Slogan diffusé sur la Tour Eiffel lors de la Cop 21 à Paris, en 2015. Charles Platiau/REUTERS

Une quinzaine d’associations ont appelé les Français à manifester ce vendredi pour inciter le gouvernement à changer le cap de sa politique environnementale. Quatre ans après la signature de l’accord de Paris, les résultats ne sont pas au rendez-vous.

«Nous défendons une Europe exemplaire pour le climat. La France s’oppose au lancement d’une négociation commerciale avec les États-Unis qui se placent en dehors de l’accord de Paris», déclarait la semaine passée le chef de l’État français.

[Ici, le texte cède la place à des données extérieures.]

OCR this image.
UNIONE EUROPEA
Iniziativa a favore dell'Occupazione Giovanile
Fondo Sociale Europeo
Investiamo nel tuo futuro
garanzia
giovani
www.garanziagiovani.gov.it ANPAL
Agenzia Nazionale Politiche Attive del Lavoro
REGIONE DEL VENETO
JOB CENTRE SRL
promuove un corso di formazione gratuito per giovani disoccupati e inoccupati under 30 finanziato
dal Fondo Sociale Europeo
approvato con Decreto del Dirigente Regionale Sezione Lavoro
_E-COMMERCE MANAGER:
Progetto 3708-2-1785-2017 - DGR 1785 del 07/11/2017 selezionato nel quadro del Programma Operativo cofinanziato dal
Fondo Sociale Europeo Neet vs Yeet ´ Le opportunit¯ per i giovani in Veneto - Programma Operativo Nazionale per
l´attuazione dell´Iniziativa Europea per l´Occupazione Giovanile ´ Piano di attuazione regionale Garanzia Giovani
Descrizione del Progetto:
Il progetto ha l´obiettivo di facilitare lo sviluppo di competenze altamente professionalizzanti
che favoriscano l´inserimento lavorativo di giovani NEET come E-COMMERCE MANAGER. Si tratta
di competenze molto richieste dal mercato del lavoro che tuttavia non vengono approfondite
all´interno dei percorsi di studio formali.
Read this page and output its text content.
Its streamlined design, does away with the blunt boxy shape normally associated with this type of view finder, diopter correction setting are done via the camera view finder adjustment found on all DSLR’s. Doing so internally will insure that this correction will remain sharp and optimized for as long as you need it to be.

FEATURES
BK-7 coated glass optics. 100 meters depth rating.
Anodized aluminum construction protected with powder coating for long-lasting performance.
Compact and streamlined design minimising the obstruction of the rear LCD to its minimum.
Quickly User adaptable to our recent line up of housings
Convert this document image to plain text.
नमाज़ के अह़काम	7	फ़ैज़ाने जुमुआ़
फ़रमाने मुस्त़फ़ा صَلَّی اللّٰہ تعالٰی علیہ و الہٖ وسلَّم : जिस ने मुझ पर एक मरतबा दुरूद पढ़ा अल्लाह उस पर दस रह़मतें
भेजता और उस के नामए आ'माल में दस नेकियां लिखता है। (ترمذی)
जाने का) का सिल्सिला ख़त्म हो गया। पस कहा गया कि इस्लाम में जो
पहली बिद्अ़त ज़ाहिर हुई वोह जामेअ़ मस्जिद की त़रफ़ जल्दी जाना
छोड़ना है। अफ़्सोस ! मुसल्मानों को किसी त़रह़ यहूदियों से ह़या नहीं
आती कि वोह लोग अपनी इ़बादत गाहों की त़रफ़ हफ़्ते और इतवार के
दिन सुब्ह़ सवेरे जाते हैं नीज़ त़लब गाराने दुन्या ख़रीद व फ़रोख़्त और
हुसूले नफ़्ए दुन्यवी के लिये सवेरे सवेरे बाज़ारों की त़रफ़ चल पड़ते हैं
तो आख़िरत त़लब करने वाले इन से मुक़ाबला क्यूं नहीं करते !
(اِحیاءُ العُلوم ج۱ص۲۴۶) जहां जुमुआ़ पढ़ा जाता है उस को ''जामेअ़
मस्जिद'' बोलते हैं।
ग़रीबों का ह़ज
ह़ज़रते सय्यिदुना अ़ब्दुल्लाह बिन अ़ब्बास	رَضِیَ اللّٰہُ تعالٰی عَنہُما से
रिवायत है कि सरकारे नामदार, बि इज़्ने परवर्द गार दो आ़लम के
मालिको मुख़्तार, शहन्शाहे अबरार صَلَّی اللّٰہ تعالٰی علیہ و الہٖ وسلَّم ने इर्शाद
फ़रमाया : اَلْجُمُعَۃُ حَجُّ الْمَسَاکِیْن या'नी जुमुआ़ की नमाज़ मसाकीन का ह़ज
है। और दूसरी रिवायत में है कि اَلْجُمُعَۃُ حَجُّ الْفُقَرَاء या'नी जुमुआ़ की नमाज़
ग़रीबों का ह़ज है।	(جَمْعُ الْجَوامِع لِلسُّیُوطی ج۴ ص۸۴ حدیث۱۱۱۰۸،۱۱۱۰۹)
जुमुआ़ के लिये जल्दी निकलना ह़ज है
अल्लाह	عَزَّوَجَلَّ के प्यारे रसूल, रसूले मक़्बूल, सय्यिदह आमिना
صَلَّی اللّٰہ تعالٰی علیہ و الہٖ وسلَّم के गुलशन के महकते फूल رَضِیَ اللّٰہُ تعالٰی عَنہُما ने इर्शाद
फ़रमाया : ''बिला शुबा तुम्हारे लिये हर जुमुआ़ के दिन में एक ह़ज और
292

En 2017, l’administration Trump, qui continue à réduire sa réglementation environnementale, a en effet entrepris de se retirer de l’accord de Paris, bien que sa sortie officielle ne devrait intervenir concrètement que fin 2020. À l’approche des élections européennes, Emmanuel Macron tente donc de se positionner comme leader sur les enjeux climatiques mondiaux.

En signant l’accord de Paris, adopté au Bourget à l’issue de la COP21 en 2015, 197 pays se sont engagés à réduire leurs émissions de gaz à effet de serre afin de limiter le réchauffement de la planète à 2°C, voire 1,5 par rapport aux niveaux préindustriels d’ici la fin du XXIe siècle. Pourtant, ces dernières années les émissions mondiales de dioxyde carbone (CO2) n’ont cessé de croître pour atteindre 37,1 milliards de tonnes en 2018. Une augmentation de 2,7% sur un an. De nombreux rapports soulignent qu’il existe un réel fossé entre les politiques climatiques actuelles des pays et la possibilité de contenir le réchauffement climatique en deçà de 2°C. Quatre années après la signature de l’accord, Le Figaro fait le point sur l’évolution des contributions nationales, propres à chaque pays.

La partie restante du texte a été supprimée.